Joseph Irikefe
Director General of the Nigerian Maritime Administration and Safety Agency (NIMASA), Bashir Jamoh, has awarded contracts valued at about N9 billion as his tenure end in March 2024.
According to the report, the contracts were awarded on Friday, October 20, 2023, on day two of the agency’s 142nd Parastatal Tenders Board [PTB] meetings which opened on Thursday, October 19, 2023.
A source who is familiar with the development said that the DG caused to be awarded, contracts totaling about $10,000,000 (about N9 billion) few months to the end of his tenure.
The awards came at a time when the Federal Government is complaining of lack of funds and has been making strenuous efforts to increase the revenue of government.
The contracts awarded, as claimed, have no relevance to the core mandate of NIMASA.
Stakeholders, it was gathered, believed that the contracts were awarded to influential people in government to ensure Jamoh’s reappointment as director general.
It was disclosed that some of the contracts awarded included: the construction of skill acquisition centres in Zamfara State, Ondo State and Kafanchan, Kaduna State at N1.5 billion to three companies, Cratex construction Ltd, CGGC Company Ltd and Single Approach Engineering Ltd.

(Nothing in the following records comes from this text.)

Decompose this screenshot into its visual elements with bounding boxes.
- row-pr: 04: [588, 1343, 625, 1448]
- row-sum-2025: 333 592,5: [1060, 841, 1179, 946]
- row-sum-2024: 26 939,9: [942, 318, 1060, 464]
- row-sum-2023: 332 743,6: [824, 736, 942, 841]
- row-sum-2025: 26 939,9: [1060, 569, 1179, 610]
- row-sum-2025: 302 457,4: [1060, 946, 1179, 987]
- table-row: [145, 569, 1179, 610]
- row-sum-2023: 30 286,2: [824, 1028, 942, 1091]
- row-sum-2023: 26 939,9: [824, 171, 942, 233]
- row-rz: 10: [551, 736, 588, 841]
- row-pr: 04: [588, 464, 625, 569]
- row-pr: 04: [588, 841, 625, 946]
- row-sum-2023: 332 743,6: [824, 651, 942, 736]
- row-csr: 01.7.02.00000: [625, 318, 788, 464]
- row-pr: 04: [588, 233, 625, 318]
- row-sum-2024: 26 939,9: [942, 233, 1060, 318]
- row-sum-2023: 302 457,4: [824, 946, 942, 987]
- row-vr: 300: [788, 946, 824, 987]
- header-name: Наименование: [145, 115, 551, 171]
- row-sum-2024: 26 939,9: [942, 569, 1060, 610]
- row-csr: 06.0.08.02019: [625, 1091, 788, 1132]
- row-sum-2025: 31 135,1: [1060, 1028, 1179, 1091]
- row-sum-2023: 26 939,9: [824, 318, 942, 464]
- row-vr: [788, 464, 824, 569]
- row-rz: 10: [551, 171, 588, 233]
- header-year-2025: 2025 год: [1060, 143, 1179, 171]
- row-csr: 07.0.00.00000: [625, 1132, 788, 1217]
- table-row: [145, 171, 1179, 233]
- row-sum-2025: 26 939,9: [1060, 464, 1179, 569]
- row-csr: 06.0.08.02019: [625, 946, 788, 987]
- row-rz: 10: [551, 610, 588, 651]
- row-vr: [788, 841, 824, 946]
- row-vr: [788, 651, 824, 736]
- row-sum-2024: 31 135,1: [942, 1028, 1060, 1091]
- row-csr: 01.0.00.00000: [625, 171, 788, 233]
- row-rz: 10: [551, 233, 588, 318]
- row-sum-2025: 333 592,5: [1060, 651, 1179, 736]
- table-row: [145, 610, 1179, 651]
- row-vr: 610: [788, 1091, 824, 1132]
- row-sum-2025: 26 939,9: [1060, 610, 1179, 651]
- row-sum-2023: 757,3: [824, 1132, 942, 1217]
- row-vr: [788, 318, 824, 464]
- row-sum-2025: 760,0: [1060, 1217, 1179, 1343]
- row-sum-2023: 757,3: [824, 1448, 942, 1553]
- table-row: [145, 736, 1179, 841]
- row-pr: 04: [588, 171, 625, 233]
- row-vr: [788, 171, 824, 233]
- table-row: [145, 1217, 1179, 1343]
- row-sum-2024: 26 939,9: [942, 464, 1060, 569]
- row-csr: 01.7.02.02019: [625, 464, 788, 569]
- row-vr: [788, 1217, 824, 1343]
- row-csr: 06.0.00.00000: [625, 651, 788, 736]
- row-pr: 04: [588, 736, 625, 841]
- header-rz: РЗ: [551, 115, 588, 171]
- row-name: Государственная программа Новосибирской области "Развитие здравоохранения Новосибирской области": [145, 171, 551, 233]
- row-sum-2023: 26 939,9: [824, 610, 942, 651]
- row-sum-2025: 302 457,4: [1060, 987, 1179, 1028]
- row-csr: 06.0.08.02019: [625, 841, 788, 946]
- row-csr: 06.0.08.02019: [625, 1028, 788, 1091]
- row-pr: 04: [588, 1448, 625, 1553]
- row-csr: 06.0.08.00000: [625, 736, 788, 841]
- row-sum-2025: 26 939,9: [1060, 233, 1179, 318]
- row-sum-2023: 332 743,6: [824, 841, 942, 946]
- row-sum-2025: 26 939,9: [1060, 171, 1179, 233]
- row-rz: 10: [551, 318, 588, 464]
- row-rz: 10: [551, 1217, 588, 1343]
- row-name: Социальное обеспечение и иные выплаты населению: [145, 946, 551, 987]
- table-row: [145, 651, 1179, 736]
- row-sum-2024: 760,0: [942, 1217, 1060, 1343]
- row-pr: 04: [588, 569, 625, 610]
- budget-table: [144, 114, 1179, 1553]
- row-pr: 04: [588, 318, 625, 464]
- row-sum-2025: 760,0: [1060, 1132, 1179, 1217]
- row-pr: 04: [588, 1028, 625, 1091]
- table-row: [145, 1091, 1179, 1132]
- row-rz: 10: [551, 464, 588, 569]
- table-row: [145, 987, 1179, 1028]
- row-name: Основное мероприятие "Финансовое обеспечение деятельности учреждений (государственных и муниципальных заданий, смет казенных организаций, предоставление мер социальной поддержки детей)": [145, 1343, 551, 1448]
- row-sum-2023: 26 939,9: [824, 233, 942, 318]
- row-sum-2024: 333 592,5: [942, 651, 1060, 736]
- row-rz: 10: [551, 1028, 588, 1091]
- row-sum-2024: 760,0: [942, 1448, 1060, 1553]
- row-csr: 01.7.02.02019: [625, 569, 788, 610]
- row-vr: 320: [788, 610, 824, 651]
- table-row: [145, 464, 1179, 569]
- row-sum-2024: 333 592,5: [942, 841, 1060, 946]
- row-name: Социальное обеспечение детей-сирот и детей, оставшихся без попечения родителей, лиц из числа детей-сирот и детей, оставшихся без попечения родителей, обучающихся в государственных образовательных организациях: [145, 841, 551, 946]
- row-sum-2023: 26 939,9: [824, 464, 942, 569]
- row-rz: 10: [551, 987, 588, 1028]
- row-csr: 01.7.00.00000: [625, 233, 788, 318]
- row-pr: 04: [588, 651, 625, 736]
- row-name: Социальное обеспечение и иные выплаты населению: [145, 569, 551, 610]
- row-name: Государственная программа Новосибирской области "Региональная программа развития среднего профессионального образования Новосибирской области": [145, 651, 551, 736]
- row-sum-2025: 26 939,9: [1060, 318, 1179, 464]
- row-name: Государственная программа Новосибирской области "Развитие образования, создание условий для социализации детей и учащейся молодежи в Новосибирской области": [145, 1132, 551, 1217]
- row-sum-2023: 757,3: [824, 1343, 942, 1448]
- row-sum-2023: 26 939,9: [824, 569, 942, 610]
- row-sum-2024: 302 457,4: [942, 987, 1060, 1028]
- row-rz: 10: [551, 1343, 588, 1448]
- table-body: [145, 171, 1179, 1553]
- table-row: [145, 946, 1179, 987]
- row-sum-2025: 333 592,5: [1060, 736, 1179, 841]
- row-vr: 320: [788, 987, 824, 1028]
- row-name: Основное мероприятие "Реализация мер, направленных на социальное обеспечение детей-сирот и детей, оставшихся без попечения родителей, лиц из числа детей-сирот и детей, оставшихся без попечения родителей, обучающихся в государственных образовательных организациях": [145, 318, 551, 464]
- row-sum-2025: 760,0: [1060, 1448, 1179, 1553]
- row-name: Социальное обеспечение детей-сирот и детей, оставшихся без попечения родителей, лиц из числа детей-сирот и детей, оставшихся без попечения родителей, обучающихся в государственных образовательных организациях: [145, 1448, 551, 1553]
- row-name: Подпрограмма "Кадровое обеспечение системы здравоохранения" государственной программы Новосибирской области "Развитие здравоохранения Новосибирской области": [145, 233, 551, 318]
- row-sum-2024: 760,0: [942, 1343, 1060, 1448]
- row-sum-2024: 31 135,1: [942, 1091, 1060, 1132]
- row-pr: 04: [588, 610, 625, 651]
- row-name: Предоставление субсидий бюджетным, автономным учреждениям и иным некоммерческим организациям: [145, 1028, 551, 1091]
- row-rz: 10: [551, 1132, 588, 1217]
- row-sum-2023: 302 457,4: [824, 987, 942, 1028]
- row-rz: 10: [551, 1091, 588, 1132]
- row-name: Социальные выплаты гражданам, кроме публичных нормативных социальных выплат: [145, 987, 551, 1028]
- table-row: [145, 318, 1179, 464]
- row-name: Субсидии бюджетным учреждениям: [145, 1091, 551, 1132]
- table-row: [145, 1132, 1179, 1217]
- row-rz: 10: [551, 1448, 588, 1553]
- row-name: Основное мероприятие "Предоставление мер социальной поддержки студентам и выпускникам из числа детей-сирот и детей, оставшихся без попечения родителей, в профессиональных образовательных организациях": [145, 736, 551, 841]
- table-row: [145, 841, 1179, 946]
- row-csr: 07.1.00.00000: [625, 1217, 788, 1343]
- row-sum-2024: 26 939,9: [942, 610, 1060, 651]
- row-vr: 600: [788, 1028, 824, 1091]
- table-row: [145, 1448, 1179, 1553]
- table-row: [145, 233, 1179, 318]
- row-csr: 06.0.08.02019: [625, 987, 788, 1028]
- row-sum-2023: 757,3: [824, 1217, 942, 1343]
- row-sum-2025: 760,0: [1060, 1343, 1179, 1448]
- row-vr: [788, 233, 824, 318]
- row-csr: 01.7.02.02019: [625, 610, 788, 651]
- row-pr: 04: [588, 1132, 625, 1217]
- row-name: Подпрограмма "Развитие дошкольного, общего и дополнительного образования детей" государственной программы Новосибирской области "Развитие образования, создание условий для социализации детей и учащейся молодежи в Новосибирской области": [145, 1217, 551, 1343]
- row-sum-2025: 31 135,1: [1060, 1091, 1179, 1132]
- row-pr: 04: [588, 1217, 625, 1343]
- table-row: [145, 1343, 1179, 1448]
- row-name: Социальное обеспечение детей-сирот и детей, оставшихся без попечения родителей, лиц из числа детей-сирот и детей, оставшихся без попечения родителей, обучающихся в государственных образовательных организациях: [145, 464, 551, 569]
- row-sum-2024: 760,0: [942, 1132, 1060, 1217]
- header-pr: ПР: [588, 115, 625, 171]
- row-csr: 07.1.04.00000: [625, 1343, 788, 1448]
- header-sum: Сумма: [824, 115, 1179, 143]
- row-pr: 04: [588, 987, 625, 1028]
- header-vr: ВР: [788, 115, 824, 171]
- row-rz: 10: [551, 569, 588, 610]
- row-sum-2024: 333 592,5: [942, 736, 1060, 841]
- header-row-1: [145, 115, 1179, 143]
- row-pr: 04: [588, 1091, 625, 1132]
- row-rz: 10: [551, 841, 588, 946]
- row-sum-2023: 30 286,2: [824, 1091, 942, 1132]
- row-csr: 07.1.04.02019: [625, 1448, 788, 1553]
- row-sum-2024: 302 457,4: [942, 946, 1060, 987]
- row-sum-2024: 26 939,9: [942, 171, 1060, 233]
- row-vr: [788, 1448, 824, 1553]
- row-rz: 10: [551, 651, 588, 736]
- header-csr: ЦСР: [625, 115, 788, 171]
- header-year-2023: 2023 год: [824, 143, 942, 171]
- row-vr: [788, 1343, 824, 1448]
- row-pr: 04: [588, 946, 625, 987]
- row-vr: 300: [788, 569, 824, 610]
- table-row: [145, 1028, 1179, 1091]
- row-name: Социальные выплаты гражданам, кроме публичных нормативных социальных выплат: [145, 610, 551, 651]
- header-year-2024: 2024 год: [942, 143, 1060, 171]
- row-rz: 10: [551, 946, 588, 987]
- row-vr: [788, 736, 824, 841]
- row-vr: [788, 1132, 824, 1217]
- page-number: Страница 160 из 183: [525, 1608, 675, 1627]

Two other contracts of N2 billion were said to have been awarded for the construction of medical science laboratories at federal university Kashere, Gombe State and construction of senate building at the maritime university, Okeronkoko, Delta State to Halims and Halims Interglobal Ltd and Axaka Ltd.
Meanwhile the same NIMASA under Jamoh has refused to release funds for payment of the certificate of competency (COC) of hundreds of students sponsored by NIMASA who have been abandoned abroad some for upwards of eleven years.
Sources at NIMASA further disclosed that “Jamoh always claims that there is no money but has been obsessed with award of contracts for all kinds of projects, particularly in the north.
“If he can get away with it under the former regime where his son in law, Tunde Sabiu, was the most powerful figure in the Buhari regime, why should he be allowed to continue with the same corruption and profligacy under the Tinubu government?”
It is alleged that none of the executive directors and senior directors of NIMASA were present at the Tenders Board meeting on that day because they had raised objections to the massive expenditure in the twilight of his tenure in office.
Some officials and Non- State actors, according to feelers, have called the attention of the ICPC and EFCC to the “heist” going on in the agency.
It could not be confirmed if formal petitions had been submitted to the anti-corruption agencies for necessary administrative actions.